Communicate to Employees/The Public

Instead of trying to cover things up, transparency works the best in these types of situations. Tell the public and your employees the truth. Let them know what information was taken and how it may affect them. You may even plan on holding identity theft sessions to teach your staff how to prepare and deal with it if they become a victim as a result of your data breach. Be prepared for the fallout, calls, emails, questions, and panic.

Designate someone to handle the communications aspect of things and assure everyone that you are doing all you can to plug the leak, minimize the damage and avoid these types of issues going forward. People want to know you are confidently taking care of it. 

Compliance also comes into play, and you may need to inform regulatory committees or government agencies about the data breach and accept the consequences for not keeping your employee’s data safe. 

Some states like Massachusetts have enacted data breach laws that require specific companies to provide identity theft assistance and credit monitoring for a year or more, after a data breach. is a trusted resource and can provide these services to be in compliance. 

Figure Cost into the Picture

Any size data breach is going to cost you money. It will cost dearly to pay security experts to evaluate your network and plug the holes, and investigators to track down the thieves. Not to mention the fact that you may have to pay damages, and there could be lawsuits from employees or others affected. Don’t forget that trust is a big issue. If your customers feel that you are untrustworthy, it could cost you sales as well. You need to figure out a plan on how to position the information to reduce the overall cost. 

Going forward, you will need to fortify your systems and put into place better security. Often, taking those steps is not cheap either. Some companies invest in cybersecurity insurance policies, so you may have some leeway there and may not have to shoulder the financial burden alone. 

Plan Ahead so Employee Data Breach Doesn’t Happen Again

The most important step once you get the day-to-day activities back online and alleviate everyone’s concerns, is to plan ahead, so it never happens again. Some steps to take here are: 

  • Hire the best IT/cybersecurity experts you can to secure your networks, computers, and other assets.

  • Work with HR and management to improve your processes.

  • Put into place a strict need-to-know-only policy for private information.

  • Install the best ransomware, antivirus, and anti-malware software you can afford. 

  • Get to know the bad guys who might want your information. Knowing the enemy will help you safeguard against them. 

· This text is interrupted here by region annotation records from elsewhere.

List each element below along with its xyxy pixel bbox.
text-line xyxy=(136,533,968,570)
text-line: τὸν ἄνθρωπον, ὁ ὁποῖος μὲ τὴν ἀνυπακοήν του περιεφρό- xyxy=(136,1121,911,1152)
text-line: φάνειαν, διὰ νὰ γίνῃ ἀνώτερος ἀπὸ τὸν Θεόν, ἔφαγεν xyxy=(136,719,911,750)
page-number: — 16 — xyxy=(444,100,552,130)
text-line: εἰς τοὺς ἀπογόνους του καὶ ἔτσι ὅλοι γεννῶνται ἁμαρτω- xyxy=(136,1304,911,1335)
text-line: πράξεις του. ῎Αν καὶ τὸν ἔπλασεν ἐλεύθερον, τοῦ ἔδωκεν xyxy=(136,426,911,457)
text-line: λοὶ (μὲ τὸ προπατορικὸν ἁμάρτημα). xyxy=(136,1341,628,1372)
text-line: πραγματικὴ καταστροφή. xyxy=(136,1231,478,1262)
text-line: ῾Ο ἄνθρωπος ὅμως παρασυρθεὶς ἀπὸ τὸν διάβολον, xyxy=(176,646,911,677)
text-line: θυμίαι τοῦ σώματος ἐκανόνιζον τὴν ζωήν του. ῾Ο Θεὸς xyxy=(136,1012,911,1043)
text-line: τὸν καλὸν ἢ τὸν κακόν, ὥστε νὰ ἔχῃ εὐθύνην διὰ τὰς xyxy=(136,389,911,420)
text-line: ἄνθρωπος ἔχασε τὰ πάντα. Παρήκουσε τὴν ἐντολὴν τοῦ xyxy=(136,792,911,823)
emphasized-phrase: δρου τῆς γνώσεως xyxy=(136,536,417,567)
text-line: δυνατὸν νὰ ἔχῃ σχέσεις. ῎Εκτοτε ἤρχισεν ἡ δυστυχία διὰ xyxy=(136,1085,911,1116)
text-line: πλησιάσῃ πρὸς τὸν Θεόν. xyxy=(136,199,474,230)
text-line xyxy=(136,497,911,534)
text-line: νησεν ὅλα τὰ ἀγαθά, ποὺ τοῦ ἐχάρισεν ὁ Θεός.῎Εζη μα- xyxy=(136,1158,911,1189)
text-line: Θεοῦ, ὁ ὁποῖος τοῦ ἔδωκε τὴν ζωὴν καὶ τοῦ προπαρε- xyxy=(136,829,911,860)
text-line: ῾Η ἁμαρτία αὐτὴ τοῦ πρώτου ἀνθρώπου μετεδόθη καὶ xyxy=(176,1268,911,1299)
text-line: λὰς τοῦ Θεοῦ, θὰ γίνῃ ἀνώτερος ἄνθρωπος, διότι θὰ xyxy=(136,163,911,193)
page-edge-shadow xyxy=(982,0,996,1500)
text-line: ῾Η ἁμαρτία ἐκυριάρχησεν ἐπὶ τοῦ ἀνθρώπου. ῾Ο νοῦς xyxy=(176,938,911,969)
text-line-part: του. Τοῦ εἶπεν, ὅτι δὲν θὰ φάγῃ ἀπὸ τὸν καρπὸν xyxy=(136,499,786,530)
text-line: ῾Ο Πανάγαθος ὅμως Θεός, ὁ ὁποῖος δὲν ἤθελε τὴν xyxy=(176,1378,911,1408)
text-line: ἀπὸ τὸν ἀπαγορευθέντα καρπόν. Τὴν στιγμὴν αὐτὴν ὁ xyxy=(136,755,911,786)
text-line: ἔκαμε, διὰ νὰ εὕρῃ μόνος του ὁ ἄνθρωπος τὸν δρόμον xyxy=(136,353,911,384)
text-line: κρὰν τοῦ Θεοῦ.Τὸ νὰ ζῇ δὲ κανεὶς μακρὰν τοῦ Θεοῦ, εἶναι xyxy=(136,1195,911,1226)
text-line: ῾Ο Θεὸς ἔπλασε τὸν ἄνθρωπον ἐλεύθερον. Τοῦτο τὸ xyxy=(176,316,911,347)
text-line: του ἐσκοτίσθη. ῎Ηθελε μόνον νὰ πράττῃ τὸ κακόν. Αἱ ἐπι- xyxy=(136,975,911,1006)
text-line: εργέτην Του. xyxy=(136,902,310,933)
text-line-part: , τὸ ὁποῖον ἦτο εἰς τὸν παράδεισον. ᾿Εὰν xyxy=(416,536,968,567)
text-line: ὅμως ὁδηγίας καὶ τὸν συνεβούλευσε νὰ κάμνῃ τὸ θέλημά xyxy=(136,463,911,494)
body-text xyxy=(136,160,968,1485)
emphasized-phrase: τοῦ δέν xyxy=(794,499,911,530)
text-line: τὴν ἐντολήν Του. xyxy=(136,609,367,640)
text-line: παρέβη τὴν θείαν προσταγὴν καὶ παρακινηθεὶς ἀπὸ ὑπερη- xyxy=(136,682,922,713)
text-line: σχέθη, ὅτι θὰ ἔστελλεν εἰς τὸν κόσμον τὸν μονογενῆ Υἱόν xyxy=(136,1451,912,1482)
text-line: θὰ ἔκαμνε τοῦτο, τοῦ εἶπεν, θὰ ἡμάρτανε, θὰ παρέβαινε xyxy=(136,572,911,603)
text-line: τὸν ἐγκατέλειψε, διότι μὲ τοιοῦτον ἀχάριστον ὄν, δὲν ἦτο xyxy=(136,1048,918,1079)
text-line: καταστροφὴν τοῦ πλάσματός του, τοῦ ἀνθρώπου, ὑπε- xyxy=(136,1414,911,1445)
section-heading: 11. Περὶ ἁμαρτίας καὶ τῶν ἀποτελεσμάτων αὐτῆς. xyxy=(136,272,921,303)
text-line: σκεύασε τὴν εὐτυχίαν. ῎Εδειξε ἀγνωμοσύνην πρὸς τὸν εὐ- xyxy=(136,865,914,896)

  • Monitor and log all network activity and install video cameras in areas where sensitive information is stored. Log everything so you can review it later.

  • Educate your staff about phishing emails, strong passwords and proper controls, so they don’t inadvertently let some scoundrel in the back door via their computer.

  • Hire one person to be the overseer/gatekeeper for security, so you have a responsible party on it, at all times.

  • Once you have your new security system in place, test it thoroughly. Look for any weak links. Hire security experts to attempt to breach your network so you will have confidence in its ability to thwart criminals going forward.

Although it is impossible to protect your business 100%, a data breach has a silver lining. It will help you be much more prepared for the future and secure your previously vulnerable assets.